Peu après nous arrivâmes et ce ne fut qu’avec l’obligeance des chasseurs que nous eûmes ce soir là de la soupe. Je retrouvais Bertin avec qui je partageais l’abri et je fis connaissance de Ducaurouge, Renully et autres camarades qui devaient par la suite être mes compagnons d’armes au 68e chasseur.
J’apercevais toute la familiarité de ce petit bataillon et la vie large des chasseurs grâce à leurs mulets et à leur esprit de débrouille. Bertin, grand seigneur, avec Chabert nous firent une cuisine merveilleuse. A peine arrivé, le commandant Guey me réclame et je dois dès le 10 lui fournir des hommes de corvée tandis que je construis une grande baraque.
En haut de l’Hartmann, du lever du soleil au coucher du jour, le père Guey est là, activant les travailleurs avec un bon accent courtois.
« Allons les amis ».
L’Hartmann grouille comme une vraie fourmilière, il faut que le boche soit bien aveugle pour ne pas nous empêcher et nous bombarder.
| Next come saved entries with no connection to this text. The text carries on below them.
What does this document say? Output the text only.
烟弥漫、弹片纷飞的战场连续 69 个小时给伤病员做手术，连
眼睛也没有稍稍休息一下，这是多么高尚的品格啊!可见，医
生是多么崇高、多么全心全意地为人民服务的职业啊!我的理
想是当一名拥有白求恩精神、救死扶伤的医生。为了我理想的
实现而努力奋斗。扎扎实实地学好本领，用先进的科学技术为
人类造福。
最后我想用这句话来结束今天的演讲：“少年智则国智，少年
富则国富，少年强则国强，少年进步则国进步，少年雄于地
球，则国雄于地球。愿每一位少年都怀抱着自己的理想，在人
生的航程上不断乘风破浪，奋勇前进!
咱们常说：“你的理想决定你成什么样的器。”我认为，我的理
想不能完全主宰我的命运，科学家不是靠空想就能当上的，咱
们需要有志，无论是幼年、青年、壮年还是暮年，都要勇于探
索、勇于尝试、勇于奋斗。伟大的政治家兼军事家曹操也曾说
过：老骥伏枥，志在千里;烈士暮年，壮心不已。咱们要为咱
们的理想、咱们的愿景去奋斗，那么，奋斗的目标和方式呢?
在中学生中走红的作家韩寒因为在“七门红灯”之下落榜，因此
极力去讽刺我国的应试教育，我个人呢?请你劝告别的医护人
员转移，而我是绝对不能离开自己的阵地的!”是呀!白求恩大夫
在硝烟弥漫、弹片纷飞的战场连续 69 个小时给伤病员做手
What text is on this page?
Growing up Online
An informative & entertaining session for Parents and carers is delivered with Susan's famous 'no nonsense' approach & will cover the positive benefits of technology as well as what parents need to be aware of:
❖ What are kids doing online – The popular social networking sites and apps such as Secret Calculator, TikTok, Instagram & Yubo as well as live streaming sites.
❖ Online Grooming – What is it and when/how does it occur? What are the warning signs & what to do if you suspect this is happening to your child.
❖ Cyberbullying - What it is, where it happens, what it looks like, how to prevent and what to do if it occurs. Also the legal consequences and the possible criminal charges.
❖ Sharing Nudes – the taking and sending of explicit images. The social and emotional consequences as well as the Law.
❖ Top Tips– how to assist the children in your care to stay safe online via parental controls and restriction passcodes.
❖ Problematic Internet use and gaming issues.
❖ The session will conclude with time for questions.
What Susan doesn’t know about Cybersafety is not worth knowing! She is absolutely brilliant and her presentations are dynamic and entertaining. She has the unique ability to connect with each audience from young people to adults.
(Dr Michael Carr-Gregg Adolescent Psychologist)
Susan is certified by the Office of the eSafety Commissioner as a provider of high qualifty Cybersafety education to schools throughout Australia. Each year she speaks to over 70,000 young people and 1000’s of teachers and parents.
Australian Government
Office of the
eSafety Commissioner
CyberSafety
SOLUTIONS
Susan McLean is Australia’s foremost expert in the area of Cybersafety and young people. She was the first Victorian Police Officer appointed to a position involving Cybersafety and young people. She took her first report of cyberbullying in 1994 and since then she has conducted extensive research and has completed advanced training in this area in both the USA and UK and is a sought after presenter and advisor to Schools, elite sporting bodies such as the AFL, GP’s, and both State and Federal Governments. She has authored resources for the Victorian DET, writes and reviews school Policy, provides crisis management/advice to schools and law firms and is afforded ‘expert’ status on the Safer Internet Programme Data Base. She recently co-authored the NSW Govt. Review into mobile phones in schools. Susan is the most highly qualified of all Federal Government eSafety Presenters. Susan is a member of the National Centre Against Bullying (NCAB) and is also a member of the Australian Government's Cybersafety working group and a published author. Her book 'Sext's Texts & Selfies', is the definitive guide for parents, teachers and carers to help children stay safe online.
Le génie divisionnaire installe et renforce des abris aux postes de secours pour le général brigadier Goybet et le général divisionnaire Serret au camp Rénie.
Voilà que le 12 décembre j’ai la surprise de voir arriver Papa jusqu’aux douches et à la grande stupéfaction des chasseurs de voir ici un civil. Papa arrive tout guilleret, le médecin divisionnaire l’interpelle, réclamant ses pièces d’identité et fait un rapport au général Serret puis à l’armée. Finalement, le général Villard écrit à Papa pour lui rappeler l’interdiction d’aller vers les lignes.
Papa arrive donc et déjeune avec Dupont et Bertin et repart sur sa route.
Il y a quelques obus fusants et même deux blessés, ce qui faillit le frapper fort. Je suis très heureux de le voir mais j’ai hâte qu’il reparte avant la nuit et suis un peu gêné de le voir ainsi parmi nous. Il était content de son escapade qui valut trente jours de prison au poste de douaniers en surveillance à Thanenplatz et 500 francs de gratification paternelle.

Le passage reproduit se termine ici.